Shirley Jackson is a master of psychological horror and The Lottery is one of the most ominous and chilling stories ever written. This makes it a great read-aloud, though best for secondary-school age and above!
O. Henry's stories are notorious for their final twists, always a winning ingredient in a read-aloud. The Gift of the Magi is a Christmas story that grown-ups and older children alike will enjoy.
Charles Dickens’s reading tours were immensely popular all over Britain and North America and when you read his books you see why. All ages will enjoy a scene from his classic ghost story about the true meaning of Christmas.
Nothing reads better aloud than a good horror story. This is just one of many books we hold of Poe’s macabre and suspenseful tales, including some abridged retellings. These easier reads could let you concentrate on your ghastly tone of voice.

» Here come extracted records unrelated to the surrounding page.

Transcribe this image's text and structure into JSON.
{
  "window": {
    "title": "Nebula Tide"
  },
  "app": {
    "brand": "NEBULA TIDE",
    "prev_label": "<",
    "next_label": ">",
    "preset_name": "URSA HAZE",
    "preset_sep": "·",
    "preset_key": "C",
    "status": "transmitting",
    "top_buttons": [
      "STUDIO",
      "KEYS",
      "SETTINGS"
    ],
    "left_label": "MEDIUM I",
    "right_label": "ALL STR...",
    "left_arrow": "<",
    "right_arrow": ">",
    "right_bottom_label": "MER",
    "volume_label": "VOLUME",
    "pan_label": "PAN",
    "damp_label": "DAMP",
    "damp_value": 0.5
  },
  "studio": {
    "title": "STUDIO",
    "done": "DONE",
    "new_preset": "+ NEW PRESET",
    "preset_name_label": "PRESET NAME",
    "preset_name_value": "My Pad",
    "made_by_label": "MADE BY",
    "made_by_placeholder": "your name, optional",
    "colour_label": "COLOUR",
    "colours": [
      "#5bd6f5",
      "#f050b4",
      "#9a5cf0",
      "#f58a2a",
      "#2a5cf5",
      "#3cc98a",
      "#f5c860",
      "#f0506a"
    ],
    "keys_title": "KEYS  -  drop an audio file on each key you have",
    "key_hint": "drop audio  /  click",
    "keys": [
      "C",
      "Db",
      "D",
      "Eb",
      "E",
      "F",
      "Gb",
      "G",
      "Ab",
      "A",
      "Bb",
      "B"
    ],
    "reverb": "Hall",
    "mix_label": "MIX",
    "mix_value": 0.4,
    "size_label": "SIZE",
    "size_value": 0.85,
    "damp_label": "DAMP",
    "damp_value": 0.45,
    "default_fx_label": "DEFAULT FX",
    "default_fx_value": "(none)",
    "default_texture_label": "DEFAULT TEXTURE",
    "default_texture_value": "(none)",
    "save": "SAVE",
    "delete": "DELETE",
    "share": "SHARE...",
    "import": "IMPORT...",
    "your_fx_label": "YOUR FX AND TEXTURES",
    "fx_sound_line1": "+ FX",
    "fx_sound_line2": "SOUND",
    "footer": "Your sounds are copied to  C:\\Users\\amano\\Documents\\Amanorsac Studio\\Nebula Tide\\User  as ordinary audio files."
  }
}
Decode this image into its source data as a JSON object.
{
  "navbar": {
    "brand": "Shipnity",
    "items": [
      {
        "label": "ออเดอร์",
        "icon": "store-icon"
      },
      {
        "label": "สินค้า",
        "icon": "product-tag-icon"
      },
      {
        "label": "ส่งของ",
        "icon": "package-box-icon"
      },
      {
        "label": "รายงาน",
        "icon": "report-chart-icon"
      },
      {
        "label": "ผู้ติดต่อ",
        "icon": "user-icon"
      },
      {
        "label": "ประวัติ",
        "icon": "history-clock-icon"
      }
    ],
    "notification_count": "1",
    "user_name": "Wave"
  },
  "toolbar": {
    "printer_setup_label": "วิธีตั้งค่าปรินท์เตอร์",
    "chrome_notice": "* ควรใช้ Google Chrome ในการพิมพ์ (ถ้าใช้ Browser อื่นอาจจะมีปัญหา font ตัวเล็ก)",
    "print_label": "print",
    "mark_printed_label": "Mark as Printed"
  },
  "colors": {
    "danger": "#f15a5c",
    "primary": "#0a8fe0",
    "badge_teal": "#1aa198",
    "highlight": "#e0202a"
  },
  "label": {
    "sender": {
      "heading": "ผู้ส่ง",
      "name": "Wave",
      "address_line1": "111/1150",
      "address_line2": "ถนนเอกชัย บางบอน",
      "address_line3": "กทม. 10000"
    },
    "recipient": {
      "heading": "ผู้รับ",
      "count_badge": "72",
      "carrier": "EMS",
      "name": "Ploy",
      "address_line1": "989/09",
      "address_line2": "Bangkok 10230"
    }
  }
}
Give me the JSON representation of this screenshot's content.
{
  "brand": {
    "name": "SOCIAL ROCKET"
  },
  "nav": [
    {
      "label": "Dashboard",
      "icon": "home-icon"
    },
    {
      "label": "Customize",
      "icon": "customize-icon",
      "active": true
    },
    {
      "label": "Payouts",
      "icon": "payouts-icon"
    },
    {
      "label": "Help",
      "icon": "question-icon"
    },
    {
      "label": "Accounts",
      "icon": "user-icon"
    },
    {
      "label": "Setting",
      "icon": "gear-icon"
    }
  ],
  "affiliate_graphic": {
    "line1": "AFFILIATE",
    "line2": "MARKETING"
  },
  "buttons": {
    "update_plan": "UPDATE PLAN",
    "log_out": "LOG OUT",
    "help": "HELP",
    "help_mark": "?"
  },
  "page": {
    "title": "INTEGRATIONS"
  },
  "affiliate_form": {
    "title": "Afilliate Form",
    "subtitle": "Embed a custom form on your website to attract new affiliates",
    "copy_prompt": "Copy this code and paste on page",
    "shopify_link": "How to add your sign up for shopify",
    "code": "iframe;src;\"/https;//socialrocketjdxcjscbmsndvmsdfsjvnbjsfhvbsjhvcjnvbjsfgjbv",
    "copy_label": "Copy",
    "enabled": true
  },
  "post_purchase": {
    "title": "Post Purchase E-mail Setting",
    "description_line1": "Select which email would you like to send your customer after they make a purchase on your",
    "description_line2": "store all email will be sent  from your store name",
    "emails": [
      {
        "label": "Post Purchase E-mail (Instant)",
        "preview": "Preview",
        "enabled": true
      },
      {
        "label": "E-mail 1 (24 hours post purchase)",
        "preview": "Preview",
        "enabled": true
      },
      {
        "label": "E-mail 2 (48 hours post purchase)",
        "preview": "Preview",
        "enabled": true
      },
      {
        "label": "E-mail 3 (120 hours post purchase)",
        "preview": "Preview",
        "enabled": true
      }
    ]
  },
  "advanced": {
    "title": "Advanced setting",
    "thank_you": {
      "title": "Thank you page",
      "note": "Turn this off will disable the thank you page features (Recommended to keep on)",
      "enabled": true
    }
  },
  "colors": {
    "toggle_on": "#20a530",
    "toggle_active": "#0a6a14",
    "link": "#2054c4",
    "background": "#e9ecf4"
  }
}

Daphne Du Maurier is being talked about now as the author of the recently filmed My Cousin Rachel, and her classic Rebecca is never off the radar. But she also wrote brilliant stories with new twists on Gothic themes.
George Saunders just won the Man Booker Prize with his first novel, but he made his name with his short stories. Fantastical and absurd on the surface, their depths are full of challenges. Read to people who like using their powers of thought.
These visionary, supernatural, horrific, funny, sentimental, highly imaginative and always entertaining stories are called Science Fiction but are truly genre-benders. Audience: let’s say age 11 (the age he was when he began writing stories) and up.
This longish short story is one of the richest reminiscences of family and Christmas ever. Perfect for reading aloud, but if you’re susceptible to nostalgia, beware: you may find yourself crying at the end.